I livelli più alti di fiducia nella Chiesa si registrano non solo tra gli over65 (58,2%), che rappresentano tradizionalmente la classe d`età più vicina al sentimento religioso, ma anche tra quanti hanno un`età inferiore ossia i 45-64enni (56,1%) e i 35-44enni (49,1%). Ancora più interessante appare l`incrocio dei dati per stato civile: al di là dell`elevato numero di vedovi fiduciosi nella Chiesa (75,9%), esprimono un grado di fiducia ragguardevole i coniugati (non per forza con rito cattolico) con una percentuale del 55,6%, i divorziati (50,6%) e i conviventi (42,6%). Il 75,2%, la maggioranza degli italiani, dichiara di essere un cattolico credente, ma è il 33,1% ad essere praticante; mentre il 42,1%, pur credendo, non pratica attivamente. Gli atei o appartenenti ad un`altra religione sono il 19,9%.

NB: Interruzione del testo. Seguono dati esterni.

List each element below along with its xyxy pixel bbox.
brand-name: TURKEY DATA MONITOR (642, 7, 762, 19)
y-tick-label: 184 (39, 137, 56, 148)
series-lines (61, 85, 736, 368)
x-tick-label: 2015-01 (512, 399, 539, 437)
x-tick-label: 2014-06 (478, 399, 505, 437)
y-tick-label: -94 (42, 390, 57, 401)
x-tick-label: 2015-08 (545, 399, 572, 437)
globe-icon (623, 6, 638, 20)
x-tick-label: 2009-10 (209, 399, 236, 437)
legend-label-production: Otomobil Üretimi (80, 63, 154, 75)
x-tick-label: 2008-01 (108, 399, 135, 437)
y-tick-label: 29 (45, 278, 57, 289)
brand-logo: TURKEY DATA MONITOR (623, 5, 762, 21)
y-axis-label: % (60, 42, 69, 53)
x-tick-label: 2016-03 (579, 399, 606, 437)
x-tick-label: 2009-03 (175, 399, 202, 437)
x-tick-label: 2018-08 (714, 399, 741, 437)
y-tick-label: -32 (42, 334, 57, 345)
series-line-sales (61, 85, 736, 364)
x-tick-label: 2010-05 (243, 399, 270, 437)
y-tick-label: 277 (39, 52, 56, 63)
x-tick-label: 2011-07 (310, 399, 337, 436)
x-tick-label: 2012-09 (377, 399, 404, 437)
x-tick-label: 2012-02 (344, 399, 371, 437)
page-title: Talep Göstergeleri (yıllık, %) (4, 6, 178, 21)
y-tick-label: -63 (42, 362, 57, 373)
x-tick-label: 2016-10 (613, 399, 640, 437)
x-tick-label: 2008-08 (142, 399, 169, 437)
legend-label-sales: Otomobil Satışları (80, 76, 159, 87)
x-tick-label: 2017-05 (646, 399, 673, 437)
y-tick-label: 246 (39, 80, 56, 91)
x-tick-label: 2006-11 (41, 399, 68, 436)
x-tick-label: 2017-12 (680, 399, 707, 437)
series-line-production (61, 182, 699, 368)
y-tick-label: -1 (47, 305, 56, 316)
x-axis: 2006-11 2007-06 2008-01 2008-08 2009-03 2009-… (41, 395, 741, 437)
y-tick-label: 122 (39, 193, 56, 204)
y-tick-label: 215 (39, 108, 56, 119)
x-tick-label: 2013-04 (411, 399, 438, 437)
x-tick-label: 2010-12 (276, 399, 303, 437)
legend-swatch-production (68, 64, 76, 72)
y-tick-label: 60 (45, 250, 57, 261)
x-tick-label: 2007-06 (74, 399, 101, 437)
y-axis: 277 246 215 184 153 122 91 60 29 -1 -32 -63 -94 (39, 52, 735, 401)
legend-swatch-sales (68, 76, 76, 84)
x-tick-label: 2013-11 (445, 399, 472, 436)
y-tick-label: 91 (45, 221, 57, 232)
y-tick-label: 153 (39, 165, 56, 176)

Indipendentemente dal fatto di dichiararsi cattolici praticanti o no, il 28,8% dei cattolici partecipa alla celebrazione della Santa Messa tutte le domeniche, il 23% lo fa solo in occasione delle principali festività religiose, il 18,8% in occasione di battesimi, comunioni, cresime, matrimoni, funerali, il 14,2% una o due volte al mese, l`8% più volte alla settimana, il 4,6% non si reca mai in Chiesa.
Papa Francesco ha già conquistato in meno di un anno l`affetto e i favori nella comunità cattolica, ma anche al di fuori di essa. Tra un pugno di indecisi (8,4%) e una manciata di scettici (4,5%) domina l`87,1% di chi sostiene che Papa Francesco stia ridando vitalità alla sua Chiesa.